Un relato de más de cien palabras, está literalmente montado sobre estos tres
curiosos pivotes. Veamos de qué se trate:

El primero, un término muy en el centro, muy en el vórtice de todo el relato,


que amerita una profunda atención si uno quiere superar lecturas fáciles, psicologistas,
emocionales de la parábola.

Y refiere a cómo vivía este joven rico, el independizado heredero, en aquel


lejano país. Dirá san Lucas que vivía “asótos”. Es un adverbio. Es decir, un término que
modifica el obrar del sujeto. Se suele traducir “licenciosamente” o “inmoralmente” y
hasta, con mayor torpeza, por “lujuriosamente”. Pues nada de eso especifica el término
a-sotos que —como se ve sin mayores dificultades— alude a la negación de soter, de
salvación. Vivía sin salvador, sin protector, sin respaldo. Libremente, este hombre,
opta, elige, escoge la “insalvencia”, si se me permite neologar. Nadie lo condena: él se
insalva, abraza la lejura salvífica.

Surge así de la parábola un concepto de lo malo muy importante: no está mal


algo porque esté prohibido; está prohibido porque hace mal. El hijo no contraviene una
norma: más bien arruina su calidad de vida; vive mal. Malo es quien vive mal, quien
no goza de un buen vivir. De una vida “a salvo”.

Dios no lo castiga. Su propio error lo automargina de la felicidad. Dios no sabe


castigar; sólo sabe proveer salutífera felicidad, a quien, en su cercanía, la quiera recibir.
Lo que llamamos “castigo divino” no es más que lejura divina —como el frío es lejura
de calor—; y esa lejura la viandamos nosotros mismos: no Él.

Lo a salvo o insalvo se da, en definitiva, no tanto por tal o cual conducta, sino
en razón de relación, en razón de distancia (cercanía o lejura). Es iluminado no quien se
las ingenia en alumbrar sino quien se mantiene cerca de la lumbre. Por eso —como
hemos comentado con recurrencia— más que un hijo pródigo, el drama en cuestión es
el de un hijo prófugo. Fugarse lejos del Salvador nos hace desgraciados “asotos”,
insalvos.

El segundo término es una perla preciosa; de esas que vale guardar solas, sobre
negrísimo terciopelo y contemplarla ahí, reluciente, mil veces…

No hay mucho más cristianismo fuera de este neologismo lucano, fundante de


la vera Religión: katefílesen; que es un reduplicativo del verbo besar. Es recontrabesar.
Tras correr, tras colgársele del cuello, lo recontrabesa. No solemos hacer eso los padres.
Ni los según la carne, ni los espirituales. Entendemos que el perdón es esencial a
nuestro Credo, incluso entendido en todo su “setenta veces siete”. Pero que el hijo debe
entender también la gravedad de su error para evitar reincidencias.

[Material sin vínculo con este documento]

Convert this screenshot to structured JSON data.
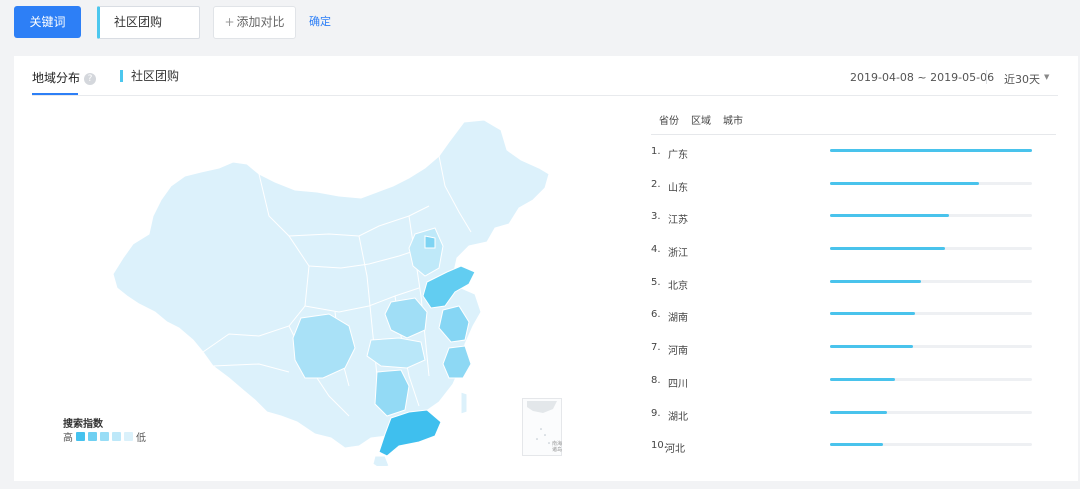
{
  "toolbar": {
    "keyword_button": "关键词",
    "keyword_value": "社区团购",
    "add_compare": "添加对比",
    "confirm": "确定"
  },
  "panel": {
    "tab_label": "地域分布",
    "help_icon": "question-circle-icon",
    "keyword_tag": "社区团购",
    "date_range": "2019-04-08 ~ 2019-05-06",
    "period": "近30天",
    "caret_icon": "caret-down-icon"
  },
  "legend": {
    "title": "搜索指数",
    "high": "高",
    "low": "低",
    "colors": [
      "#45c2ee",
      "#6fd0f2",
      "#98ddf6",
      "#bde8f9",
      "#daf1fb"
    ]
  },
  "inset": {
    "label": "南海诸岛"
  },
  "ranking": {
    "tabs": [
      "省份",
      "区域",
      "城市"
    ],
    "items": [
      {
        "rank": "1.",
        "name": "广东",
        "value": 1.0
      },
      {
        "rank": "2.",
        "name": "山东",
        "value": 0.74
      },
      {
        "rank": "3.",
        "name": "江苏",
        "value": 0.59
      },
      {
        "rank": "4.",
        "name": "浙江",
        "value": 0.57
      },
      {
        "rank": "5.",
        "name": "北京",
        "value": 0.45
      },
      {
        "rank": "6.",
        "name": "湖南",
        "value": 0.42
      },
      {
        "rank": "7.",
        "name": "河南",
        "value": 0.41
      },
      {
        "rank": "8.",
        "name": "四川",
        "value": 0.32
      },
      {
        "rank": "9.",
        "name": "湖北",
        "value": 0.28
      },
      {
        "rank": "10.",
        "name": "河北",
        "value": 0.26
      }
    ]
  },
  "colors": {
    "accent": "#2d7ff6",
    "bar": "#49c3ec",
    "map_base": "#dff2fb"
  }
}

A lo más, solemos
arrojar un: “está bien; borrón y cuenta nueva; demos vuelta la hoja.” El Padre de la
Parábola no quiere hacer eso. Es ésta la mejor página del vínculo: ¡darla vuelta sería
como adelantar una película en su escena más intensa y bella! La vida cristiana no
comienza al día siguiente de este beso: la vida cristiana vive de este beso.

Ese beso tan especial —el recontrabeso— es un beso generativo. O mejor aún:
regenerativo. Toda la herencia perdida, como en una implosión galáctica, es
reabsorbida, rejuntada, restablecida en un mágico Génesis. La Creatio ex nihilo da paso
a la Re-creatio ex amore. La Boca de Dios dice haya vestido y hubo vestido; haya anillo
y hubo anillo; haya calzado y lo hubo. Y vio Dios que era bueno. Y fue ese el Octavo
día.

Y nos queda el tercer término: “mosjon”, novillo, becerro. Sustantivo que


admite un verbo (mosjopoieo), por aquellos judíos que hicieron, fabricaron un becerro
(de metal). Dios también sabe de mosjopóiesis. Crea uno antes de la creación del
mundo, como nos avisa misteriosamente san Pedro en su Carta. Y este Cordero festivo
es el verdadero protagonista de todo el relato. No sólo una suerte de broche final.
Ya que “venimos del futuro”, toda la Parábola hay que atreverse a leerla en su
curso invertido (del versículo 31 al 11) y entender entonces varias cosas: que es este
Cordero “el primero en todo”. Es la prolepsis con que ocurre la economía salvífica:
porque como el Cordero de Dios, puedo entrar dentro de mí, puedo aborrecer de las
bellotas, puedo no echarme a morir debajo de la retama de Elías, y hasta puedo —oh
Misterio— alejarme de la Casa paterna y descubrirme insalvo.

Que el Cordero y el Beso nos revistan de la Salvación.